From the big load-in at Clickimin to the minutiae of transport schedules for those musicians playing more than one show in a day, or timetabling umpteen to ensure everyone gets a chance to eat, this is one big and complicated organisational machine – and that's before you even get to Sunday's Foys.
Far from ideal, then, as all this kicked off good and proper on Thursday morning, that one committee member found herself stuck in a malfunctioning lift at Islesburgh – but thankfully rescue was fairly swift.

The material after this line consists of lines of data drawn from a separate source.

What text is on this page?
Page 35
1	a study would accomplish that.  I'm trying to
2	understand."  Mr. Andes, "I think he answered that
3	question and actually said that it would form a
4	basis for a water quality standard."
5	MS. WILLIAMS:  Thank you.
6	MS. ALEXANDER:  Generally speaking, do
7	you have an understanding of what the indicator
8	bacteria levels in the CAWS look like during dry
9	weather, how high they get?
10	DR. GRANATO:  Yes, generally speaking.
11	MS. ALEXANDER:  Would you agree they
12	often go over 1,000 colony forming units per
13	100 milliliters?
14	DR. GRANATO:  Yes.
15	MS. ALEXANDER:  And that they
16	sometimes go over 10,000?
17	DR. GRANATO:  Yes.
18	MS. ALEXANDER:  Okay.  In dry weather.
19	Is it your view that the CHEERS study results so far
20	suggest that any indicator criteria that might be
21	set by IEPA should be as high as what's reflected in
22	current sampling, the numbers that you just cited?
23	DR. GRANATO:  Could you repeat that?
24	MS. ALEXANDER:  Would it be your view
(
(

The online fanfare and excitement attending the festival’s start elicited some sharp pangs of nostalgia from past visiting artists. Following Da Committee’s announcement last night that we’d set sail, both ex-Poozie Sally Barker and The Wilders’ Betse Ellis fondly recalled their own maiden Aberdeen-Lerwick voyages, two decades apart in 1991 and 2011, both having evidently been following the festival ever since.
Having arrived a day early to broadcast last night’s weekly Travelling Folk show from 60º north, presenter Bruce MacGregor (who from tomorrow dons his Blazin’ Fiddles hat, as the band make their SFF debut) reminisced in turn about his own first visit 23 years ago, as a young whippersnapper with Eat the Donkey. This somewhat ingloriously-named combo also featured fresher-faced versions of ex-Blazers guitarist Marc Clement and Shetland’s own Kevin Henderson – the last of whom seemingly still has photos somewhere. . . Bruce’s post then prompted Loudon Temple, of leading Americana agents Brookfield Knights, to reply, “wish I was there too - we get hearts aglow every time we think of the place and the warmth of the welcome!”
Bruce’s heart was also aglow at the thought of reuniting with fellow Invernesians Peter and Caroline McKenzie, now of Scalloway Hotel fame, and his prospective folk festival hosts. (Well, we’re sure #PrayforBruce can broadly be interpreted as ‘aglow’.)